Slowly drizzle in grapefruit juice while constantly whisking, until all is incorporated.  
Stir in lemon and ginger juice.
Heat over low heat, whisking all the while, until curd has thickened (enough that when you drag a spatula across the bottom of the pan, the track stays clear for at least 3 seconds), butter has melted and incorporated, and the whole shebang looks very shiny and thick.
Remove from heat and press through a strainer.
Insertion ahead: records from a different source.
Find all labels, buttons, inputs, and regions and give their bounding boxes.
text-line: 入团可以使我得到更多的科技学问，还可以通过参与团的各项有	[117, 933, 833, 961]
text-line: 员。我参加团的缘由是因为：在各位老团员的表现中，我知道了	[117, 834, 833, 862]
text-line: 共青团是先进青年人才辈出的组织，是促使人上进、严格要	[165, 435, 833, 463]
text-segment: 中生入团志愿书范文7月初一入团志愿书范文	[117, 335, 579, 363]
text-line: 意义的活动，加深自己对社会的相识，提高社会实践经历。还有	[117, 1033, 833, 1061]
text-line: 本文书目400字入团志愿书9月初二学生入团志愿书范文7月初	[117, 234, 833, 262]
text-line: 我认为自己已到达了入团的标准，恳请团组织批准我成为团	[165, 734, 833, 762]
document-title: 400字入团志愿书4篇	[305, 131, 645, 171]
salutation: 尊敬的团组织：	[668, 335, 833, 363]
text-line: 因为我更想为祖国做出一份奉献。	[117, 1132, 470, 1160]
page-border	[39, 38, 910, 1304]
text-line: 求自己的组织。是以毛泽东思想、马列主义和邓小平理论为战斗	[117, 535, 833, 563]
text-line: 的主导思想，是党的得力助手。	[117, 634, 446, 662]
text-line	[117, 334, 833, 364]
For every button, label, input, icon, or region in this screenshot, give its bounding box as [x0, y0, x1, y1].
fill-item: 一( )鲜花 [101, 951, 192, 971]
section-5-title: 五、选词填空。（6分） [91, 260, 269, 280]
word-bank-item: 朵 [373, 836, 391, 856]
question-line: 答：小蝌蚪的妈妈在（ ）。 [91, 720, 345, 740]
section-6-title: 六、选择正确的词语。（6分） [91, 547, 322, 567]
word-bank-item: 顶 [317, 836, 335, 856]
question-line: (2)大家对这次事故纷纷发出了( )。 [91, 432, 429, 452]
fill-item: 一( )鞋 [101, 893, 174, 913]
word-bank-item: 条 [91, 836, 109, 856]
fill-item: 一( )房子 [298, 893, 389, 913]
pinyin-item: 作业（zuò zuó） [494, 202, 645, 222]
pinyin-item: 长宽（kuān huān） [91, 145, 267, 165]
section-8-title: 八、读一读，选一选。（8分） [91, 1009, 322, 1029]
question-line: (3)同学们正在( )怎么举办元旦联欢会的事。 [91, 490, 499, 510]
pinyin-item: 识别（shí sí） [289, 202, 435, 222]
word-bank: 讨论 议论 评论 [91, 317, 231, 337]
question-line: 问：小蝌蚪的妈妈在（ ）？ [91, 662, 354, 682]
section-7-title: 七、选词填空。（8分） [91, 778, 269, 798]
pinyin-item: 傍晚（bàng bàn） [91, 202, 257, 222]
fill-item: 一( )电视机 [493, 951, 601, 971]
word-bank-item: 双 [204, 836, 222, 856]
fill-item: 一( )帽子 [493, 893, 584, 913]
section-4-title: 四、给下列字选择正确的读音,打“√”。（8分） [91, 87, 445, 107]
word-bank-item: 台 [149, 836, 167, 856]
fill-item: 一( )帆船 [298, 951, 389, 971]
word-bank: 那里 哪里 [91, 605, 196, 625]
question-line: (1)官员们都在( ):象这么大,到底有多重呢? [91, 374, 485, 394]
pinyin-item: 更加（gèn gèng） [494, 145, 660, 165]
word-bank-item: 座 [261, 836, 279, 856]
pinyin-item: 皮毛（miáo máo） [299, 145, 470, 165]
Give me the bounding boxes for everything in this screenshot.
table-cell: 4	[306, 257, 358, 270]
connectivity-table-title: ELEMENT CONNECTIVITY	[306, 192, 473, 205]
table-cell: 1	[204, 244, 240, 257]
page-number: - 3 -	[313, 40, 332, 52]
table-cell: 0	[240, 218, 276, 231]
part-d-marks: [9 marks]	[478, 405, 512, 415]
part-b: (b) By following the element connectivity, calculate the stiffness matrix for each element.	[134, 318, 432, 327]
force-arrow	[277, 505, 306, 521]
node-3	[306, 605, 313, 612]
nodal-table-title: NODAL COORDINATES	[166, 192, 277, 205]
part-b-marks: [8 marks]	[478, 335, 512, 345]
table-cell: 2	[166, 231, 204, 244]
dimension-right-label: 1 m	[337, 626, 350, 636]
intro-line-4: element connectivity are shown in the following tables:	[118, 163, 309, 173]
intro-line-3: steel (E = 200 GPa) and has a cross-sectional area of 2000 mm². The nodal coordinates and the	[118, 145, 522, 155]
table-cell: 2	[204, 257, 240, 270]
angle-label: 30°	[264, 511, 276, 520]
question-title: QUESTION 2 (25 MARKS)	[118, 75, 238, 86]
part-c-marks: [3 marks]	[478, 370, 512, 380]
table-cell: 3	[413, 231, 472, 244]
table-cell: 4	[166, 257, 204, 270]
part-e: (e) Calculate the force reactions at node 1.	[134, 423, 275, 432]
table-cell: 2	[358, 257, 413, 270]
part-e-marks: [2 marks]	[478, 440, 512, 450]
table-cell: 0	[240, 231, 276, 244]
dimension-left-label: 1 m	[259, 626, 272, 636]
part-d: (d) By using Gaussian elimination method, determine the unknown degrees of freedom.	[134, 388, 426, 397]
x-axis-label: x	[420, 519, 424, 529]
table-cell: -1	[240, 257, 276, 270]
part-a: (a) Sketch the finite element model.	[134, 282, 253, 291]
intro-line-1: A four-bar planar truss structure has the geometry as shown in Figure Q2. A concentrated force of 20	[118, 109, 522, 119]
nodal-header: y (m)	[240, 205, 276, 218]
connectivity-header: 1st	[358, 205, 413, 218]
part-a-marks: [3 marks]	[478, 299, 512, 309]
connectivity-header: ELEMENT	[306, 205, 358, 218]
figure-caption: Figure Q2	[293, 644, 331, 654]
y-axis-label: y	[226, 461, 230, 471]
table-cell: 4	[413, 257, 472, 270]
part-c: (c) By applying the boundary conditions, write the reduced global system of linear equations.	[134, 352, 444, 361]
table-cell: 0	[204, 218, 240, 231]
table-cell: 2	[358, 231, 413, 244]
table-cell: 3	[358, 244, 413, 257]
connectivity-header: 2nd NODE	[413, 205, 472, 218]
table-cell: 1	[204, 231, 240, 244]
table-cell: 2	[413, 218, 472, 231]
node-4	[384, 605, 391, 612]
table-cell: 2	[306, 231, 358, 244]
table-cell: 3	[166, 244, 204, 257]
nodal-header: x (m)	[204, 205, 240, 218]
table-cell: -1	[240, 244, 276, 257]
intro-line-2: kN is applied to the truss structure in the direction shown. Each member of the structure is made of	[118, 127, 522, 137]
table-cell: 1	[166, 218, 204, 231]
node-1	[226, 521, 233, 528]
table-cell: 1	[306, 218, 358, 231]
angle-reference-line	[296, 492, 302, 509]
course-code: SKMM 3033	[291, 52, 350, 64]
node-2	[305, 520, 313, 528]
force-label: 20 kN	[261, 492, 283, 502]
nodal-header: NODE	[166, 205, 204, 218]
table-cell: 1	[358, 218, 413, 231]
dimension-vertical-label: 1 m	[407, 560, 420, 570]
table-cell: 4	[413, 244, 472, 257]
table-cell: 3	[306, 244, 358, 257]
Discard any bits.
Chill until thickened. 
Enjoy spread between cookies, in yogurt, or by the spoonful!
Simplest Meringue Cookies:
2 egg whites
1/2 cup sugar, pulsed in food processor for 30 seconds to make superfine sugar, or 1/2 cup superfine sugar
1/8 teaspoon cream of tartar
Preheat oven to 200 degrees F.
Line two baking sheets with parchment.
Combine your egg whites and cream of tartar in a very clean bowl and begin to whip.  
Once they are foamy, slowly add about a tablespoon of sugar.  
Continue to add in the sugar very gradually until all the sugar is gone and the meringue has reached stiff peaks.
Place the meringue in a piping bag fitted with a star tip and pipe small stars, or use two teaspoons to portion out little mounds.  
Bake for 1 1/2 to 1 3/4 hours, rotating regularly to prevent overcooking in any one place.
Turn off the oven.
Once done, the meringues should still be white and should easily release from the parchment paper. 
Allow to cool in the oven; prop the door open with a wooden spoon.  
Allow to fully cool, then sandwich some curd between two and enjoy!